Repetitive head injuries in contact sport can lead to a degenerative disorder called chronic traumatic encephalopathy (CTE). CTE occurs years after an athlete has retired and causes mood and behavioural changes that progressively develop into dementia. We know that toxic tau protein clumps accumulate in CTE, but overall, we know very little about the brain changes in this disease.
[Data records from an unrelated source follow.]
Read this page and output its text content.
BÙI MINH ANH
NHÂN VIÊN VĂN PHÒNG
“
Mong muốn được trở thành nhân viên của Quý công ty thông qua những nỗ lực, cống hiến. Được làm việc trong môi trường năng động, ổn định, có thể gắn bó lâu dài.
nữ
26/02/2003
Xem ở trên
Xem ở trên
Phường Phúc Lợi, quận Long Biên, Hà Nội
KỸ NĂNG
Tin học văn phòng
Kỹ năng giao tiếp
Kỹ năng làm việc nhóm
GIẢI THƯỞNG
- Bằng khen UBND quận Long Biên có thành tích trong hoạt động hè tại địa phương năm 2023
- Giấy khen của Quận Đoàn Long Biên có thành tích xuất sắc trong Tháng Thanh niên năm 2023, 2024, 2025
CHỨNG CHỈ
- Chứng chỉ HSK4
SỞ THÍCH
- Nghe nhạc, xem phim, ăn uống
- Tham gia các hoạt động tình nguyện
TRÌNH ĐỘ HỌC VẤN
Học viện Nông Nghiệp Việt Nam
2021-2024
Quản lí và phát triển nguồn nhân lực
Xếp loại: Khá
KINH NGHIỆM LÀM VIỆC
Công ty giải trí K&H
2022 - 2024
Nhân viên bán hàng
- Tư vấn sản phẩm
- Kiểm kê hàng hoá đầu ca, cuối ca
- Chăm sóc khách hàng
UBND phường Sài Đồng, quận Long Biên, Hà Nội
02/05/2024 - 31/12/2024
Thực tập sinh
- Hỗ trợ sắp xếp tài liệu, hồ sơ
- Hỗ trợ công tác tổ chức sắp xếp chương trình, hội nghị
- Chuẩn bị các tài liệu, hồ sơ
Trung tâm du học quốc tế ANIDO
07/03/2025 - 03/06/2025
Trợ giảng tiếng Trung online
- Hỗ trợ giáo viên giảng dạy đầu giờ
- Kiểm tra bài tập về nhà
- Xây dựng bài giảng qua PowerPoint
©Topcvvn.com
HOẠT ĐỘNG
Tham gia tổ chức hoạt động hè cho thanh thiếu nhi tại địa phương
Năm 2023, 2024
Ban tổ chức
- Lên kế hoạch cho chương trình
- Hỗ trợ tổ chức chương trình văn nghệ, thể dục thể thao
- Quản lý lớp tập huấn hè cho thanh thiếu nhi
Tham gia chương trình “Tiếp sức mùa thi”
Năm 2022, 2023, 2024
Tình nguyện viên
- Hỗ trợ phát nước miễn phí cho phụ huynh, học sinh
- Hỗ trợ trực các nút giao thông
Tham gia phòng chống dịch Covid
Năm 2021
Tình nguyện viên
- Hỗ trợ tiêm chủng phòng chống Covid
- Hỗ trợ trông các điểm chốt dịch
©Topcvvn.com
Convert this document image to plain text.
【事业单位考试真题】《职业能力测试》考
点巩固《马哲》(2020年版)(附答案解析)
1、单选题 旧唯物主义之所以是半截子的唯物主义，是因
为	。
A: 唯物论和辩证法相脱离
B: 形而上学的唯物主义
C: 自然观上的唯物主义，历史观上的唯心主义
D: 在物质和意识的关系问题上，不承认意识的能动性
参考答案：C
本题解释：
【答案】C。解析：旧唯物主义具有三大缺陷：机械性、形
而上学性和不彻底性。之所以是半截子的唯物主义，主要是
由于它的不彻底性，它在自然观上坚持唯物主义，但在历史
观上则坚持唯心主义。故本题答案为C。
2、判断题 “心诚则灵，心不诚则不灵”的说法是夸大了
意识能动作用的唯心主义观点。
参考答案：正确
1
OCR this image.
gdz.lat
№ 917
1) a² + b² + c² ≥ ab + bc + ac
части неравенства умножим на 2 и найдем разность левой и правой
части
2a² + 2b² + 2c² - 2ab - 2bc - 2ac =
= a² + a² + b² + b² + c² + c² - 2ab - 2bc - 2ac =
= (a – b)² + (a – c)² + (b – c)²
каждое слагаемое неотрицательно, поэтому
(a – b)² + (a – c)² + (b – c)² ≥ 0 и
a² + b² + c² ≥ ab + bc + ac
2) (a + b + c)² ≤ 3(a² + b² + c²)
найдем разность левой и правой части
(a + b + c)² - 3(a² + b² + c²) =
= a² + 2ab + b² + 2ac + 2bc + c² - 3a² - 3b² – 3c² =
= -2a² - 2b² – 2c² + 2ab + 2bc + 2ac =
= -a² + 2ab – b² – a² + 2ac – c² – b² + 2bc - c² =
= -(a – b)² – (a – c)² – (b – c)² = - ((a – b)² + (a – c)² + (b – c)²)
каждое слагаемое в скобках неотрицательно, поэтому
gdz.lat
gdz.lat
This project will investigate the types of neurons affected by tau in CTE. The results will address a fundamental knowledge gap and provide insights into the mechanism of brain cell degeneration, which will inform future therapeutic interventions.

Changes in ryanodine receptor trafficking in Alzheimer's disease

Supervisor: Assoc Prof Peter Jones, University of Otago

Research has identified possible alternative mechanisms for the development of Alzheimer’s disease (AD). The altered calcium signalling hypothesis states that the memory and cognition deficits of AD are due to dysfunctional signalling within the brain causing a series of negative effects. The altered signalling may be due to changes in the transportation of calcium channels within neurons. This study will use florescent tags to follow the movement of these channels along AD model neurons and control neurons to determine whether altered activity occurs. Results will increase our knowledge of pathomechanisms in AD and potentially provide targets for treatment.

To attend the Australasian Course in Advanced Neuroscience to learn advanced theory and experimental techniques in neuroscience

Attend ASSCR-AGCTS 12th Biennial Conference

Sydney Cytometry Winter School

Australasian Winter Conference on Brain Research

Travelling to Brodeaux, France to attend and present at BrainConf, including visits to collaborating labs

Two co-investigators on this grant (Brigid Ryan and Asheigh O'Mara Baker) are presenting this work at the leading FTD conference, ISFTD 2022, in France.